O çevreye söyleyeceği sözü, onlar üzerinden söyledi hep..
Bugünkü bitik eleman da o günlerdeki projelerinden biriydi FETÖ’nün..
Kimsenin adını sanını bilmediği bir ortamda, bir anda çıktı ortaya..
Hrant Dink vurulduğunda.. Yüzükoyun yerde yatarken..
O gün tanıdı basın dünyası bu ismi..
Adının altına ilk kez o gün ‘yazar’ diye yazıldı..
O günden bugüne, her anında, Hrant’ın katilleriyle kol kolaydı..
Ama her yazısında, katıldığı her televizyon programında, Hrant için ne kadar üzgün olduğunu anlattı durdu..
FETÖ’nün kumpas üssü bir gazetede yazdı..
Terör örgütünün propaganda merkezi bir televizyonda program yaptı..
FETÖ-PKK işbirliğinin ürünü olarak PKK’yı destekleyen televizyonda çalıştı..
FETÖ’cü organizasyonlarda FETÖ tezleriyle Türkiye’ye saldırdı..
Türkiye’yi soykırımcı ilan etti, işgalci ilan etti, sivil katliamlarla itham etti..
Bir hain, bir düşman ne yapabilirse, çok daha fazlasını yaptı..
Hatta FETÖ, Faşist Gezi Kalkışması günlerinde onu ajan provokatör olarak bile sürdü sahaya.. Sokaktan devrim devşirmeye çalışan kitle, peşinden gittikleri bu zibidinin sesini polis telsizinden duyunca neye uğradığını şaşırdı..
Kendi tabiriyle Patrikhane’nin yolunu bile bilmezken, Ermeni kimliğini temsil eder hale gelmesini, kendine açıklayabiliyorsa kâfi.. Elini sürdüğü herkes ya kaçtı ya cezaevinde..
Bu hâlâ kenardan havlamaya devam ediyor.. Hayat işte..

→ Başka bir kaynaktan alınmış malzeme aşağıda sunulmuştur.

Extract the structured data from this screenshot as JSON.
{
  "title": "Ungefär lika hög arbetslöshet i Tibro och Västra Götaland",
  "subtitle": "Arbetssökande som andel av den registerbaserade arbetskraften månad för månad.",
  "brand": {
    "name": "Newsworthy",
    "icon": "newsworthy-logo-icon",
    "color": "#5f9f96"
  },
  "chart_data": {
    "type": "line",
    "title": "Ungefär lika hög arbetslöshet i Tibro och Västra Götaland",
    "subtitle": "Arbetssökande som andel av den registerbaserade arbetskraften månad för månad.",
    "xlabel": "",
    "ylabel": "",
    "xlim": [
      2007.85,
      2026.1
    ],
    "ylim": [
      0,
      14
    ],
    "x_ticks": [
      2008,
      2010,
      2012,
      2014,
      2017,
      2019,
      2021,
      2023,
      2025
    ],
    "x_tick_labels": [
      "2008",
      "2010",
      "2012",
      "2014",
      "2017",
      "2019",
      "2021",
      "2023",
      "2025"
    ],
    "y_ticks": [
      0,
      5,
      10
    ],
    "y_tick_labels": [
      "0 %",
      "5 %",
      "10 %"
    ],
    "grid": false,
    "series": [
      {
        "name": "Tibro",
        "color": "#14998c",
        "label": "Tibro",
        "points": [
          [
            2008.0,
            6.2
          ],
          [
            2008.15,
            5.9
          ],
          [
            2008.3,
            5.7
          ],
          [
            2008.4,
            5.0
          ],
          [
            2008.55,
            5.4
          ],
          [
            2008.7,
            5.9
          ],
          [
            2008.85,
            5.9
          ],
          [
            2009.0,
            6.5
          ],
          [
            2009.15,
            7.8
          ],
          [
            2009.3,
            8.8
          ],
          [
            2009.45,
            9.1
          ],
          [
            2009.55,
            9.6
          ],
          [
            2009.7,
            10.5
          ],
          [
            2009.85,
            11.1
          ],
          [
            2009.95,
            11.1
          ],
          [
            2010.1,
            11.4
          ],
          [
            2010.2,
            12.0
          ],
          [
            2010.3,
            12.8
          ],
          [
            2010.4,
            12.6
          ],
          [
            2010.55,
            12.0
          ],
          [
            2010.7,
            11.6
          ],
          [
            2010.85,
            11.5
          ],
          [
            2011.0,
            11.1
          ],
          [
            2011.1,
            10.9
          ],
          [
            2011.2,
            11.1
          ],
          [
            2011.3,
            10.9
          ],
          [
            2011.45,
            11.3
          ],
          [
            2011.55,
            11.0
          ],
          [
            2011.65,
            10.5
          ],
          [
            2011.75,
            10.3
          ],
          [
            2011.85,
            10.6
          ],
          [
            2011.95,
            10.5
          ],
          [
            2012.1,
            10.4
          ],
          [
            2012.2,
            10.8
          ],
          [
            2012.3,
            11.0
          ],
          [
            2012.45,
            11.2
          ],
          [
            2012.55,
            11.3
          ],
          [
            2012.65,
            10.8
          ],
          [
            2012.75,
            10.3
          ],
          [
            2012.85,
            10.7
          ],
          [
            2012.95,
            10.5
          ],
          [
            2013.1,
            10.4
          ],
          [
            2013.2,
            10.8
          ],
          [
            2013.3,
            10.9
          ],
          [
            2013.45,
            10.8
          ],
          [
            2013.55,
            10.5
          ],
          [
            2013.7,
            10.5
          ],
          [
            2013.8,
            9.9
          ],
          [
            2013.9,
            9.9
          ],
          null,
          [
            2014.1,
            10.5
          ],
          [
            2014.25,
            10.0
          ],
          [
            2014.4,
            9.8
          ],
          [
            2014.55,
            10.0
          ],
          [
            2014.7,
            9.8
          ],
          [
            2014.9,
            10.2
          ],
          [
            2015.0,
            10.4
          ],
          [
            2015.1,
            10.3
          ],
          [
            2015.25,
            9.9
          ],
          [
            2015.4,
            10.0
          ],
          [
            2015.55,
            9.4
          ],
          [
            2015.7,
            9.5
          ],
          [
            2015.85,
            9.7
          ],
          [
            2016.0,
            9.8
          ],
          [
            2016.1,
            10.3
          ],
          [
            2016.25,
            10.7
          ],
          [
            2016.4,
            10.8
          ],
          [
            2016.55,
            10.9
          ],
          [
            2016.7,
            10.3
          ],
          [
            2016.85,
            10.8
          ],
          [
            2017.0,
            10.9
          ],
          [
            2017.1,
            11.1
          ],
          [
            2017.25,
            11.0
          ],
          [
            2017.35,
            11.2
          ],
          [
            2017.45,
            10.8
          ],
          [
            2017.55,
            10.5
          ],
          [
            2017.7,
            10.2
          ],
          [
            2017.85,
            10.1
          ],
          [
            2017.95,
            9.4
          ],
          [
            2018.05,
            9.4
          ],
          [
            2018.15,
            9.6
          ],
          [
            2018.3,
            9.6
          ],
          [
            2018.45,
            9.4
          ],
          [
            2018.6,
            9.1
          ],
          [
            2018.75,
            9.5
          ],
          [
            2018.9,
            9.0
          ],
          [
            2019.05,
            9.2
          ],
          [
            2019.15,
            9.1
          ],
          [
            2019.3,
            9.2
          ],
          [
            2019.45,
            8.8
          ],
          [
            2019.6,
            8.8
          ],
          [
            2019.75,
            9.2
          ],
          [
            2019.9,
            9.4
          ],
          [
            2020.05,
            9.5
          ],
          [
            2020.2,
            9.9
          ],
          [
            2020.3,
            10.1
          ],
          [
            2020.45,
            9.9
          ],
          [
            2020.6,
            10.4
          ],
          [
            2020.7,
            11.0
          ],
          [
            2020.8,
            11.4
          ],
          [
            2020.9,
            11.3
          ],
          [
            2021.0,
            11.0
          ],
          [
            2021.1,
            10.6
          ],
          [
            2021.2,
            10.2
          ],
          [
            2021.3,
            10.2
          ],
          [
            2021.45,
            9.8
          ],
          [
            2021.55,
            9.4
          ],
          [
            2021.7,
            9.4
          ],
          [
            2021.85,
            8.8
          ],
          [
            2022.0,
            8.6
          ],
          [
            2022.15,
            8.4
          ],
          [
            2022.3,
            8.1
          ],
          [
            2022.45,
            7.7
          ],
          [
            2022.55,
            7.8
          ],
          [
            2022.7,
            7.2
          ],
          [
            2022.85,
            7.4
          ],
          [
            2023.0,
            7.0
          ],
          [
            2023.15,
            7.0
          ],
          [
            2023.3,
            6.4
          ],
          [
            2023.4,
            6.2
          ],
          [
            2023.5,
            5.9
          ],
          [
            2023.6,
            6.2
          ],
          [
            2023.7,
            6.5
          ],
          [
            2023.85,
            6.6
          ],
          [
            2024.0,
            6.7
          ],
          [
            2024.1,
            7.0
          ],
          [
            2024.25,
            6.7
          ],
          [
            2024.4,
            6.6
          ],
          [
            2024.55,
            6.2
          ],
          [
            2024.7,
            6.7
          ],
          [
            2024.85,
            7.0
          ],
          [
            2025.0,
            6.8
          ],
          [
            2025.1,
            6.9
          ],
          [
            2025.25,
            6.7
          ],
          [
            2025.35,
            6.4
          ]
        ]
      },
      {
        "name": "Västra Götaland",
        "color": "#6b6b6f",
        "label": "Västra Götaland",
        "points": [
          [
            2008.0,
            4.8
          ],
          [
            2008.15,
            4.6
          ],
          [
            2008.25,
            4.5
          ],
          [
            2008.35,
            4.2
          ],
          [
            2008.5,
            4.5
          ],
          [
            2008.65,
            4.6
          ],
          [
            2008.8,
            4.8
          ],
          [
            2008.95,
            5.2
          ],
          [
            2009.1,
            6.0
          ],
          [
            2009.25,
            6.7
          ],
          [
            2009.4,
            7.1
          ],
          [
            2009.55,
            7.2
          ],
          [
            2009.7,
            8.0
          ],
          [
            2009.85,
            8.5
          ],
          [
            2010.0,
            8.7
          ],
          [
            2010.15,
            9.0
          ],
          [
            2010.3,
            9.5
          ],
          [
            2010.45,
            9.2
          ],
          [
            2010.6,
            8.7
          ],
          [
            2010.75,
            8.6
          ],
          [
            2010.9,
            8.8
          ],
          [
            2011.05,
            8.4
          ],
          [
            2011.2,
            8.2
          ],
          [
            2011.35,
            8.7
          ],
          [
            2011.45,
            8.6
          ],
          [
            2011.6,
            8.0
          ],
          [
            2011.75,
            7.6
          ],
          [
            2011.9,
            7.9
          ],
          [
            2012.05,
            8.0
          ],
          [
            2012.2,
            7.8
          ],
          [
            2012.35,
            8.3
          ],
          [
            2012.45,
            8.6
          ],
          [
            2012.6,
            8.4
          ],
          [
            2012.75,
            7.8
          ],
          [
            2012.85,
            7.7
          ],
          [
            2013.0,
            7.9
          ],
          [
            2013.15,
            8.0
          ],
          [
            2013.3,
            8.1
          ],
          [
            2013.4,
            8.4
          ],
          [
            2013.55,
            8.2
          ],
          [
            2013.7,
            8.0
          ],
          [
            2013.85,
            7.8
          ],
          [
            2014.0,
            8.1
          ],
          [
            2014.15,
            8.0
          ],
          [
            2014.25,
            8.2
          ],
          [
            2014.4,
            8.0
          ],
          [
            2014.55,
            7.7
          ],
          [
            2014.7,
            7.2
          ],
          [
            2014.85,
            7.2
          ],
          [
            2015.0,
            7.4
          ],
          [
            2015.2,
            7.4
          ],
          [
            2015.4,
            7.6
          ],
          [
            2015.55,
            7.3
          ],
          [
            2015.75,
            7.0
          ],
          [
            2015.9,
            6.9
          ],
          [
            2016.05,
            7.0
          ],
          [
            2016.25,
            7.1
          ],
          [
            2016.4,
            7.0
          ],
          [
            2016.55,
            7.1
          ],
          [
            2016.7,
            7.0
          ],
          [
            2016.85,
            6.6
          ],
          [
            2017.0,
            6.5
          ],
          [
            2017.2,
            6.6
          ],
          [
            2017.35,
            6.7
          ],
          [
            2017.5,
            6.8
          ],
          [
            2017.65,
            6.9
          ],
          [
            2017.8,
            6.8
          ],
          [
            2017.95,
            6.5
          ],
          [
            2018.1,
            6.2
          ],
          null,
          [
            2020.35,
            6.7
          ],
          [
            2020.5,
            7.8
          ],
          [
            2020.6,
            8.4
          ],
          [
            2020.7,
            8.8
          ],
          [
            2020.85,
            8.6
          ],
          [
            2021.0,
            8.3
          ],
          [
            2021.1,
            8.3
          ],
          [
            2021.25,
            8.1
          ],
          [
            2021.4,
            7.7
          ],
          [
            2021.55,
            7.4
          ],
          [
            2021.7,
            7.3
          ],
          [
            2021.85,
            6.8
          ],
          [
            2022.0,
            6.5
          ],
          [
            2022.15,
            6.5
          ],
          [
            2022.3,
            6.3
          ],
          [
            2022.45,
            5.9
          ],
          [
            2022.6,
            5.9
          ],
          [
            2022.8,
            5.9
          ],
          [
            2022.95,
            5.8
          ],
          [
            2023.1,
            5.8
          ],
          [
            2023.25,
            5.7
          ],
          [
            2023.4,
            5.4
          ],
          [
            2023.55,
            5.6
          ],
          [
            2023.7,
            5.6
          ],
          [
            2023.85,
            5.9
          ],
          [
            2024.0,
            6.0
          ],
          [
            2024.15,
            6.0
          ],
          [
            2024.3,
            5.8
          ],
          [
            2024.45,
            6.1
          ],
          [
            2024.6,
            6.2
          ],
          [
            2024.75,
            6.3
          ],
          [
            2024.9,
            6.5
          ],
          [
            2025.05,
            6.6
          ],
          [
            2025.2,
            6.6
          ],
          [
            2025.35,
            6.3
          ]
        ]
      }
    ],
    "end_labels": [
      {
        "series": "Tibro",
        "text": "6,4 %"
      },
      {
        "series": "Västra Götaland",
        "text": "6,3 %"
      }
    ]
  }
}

Seçimle gelen seçimle giderse!
CHP Sözcüsü Selin Sayek Böke, PKK’nın siyasi kanadına dönük operasyonları eleştirirken; “seçimle gelen seçimle gider” demiş.. Bu önermeyi kurarken acaba HDP’yi değil de doğrudan doğruya kendi partisi CHP’yi kastetmiş olabilir mi? Öyle ya.. Kendi genel başkanı o koltuğa kasetle gelip oturduğuna göre.. Bir FETÖ operasyonuyla CHP’nin bir numaralı koltuğu el değiştirdiğine göre.. ‘Seçimle gelen seçimle giderse’, ‘kasetle gelen de kasetle gider’ demek anlamı çıkmıyor mu buradan?.. Bir şey daha.. Madem seçimle gelen seçimle gidiyor da.. Aralarında 15 Temmuz’un da olduğu, gelmiş geçmiş bütün darbe ve darbe denemelerine, bilâ-istisna neden destek olmuş CHP?.. Seçimle gelen seçimle gidecekse, milletin yüzde 52 oyunu cebinde taşıyan Recep Tayyip Erdoğan’ı devirmek için neden bütün yollar mübah?..
Ya 330 ya seçim
Başkanlık teklifini de içeren düzenleme, ‘TBMM’de 330 oy bulamazsa ne olur?’ diye sormuştuk çarşamba günkü yazımıza.. Öyle ya.. Referanduma gitmesi halinde yüzde 60 oyla geçeceğine neredeyse kesin gözüyle bakılan bir düzenleme, TBMM’den referandum alt sınırı olan 330 oyu bulamayacaksa, orada bir problem var demektir.. Millet iradesinin tecelligâhı konumundaki meclis, milletin beklentilerini yerine getirecek, karşılayacak aritmetiğe sahip değilse, orada yeni bir siyasi tablo ile karşı karşıyayız demektir.. Bakın kamuoyu araştırmalarına.. Başkanlık referandumunda çıkması muhtemel tabloyu koyun önünüze.. Bir de TBMM’deki dirence bakın.. Şunu bütün liderler, parti başkanları akıllarından çıkarmasın.. Millete rağmen, millet meclisinde direnemezsin.. Bozuk saat bile günde nasıl iki kez doğru vakti gösterirse, Demirel de politik ömründe doğru bir kaç söz söylemiştir biliyorsunuz.. Bunlardan en bilineni; “Demokrasilerde çareler tükenmez” sözüdür.. Yol tıkanırsa, çare sandıktır.. Ve sandık her sorunu çözer.. Emin olabilirsiniz..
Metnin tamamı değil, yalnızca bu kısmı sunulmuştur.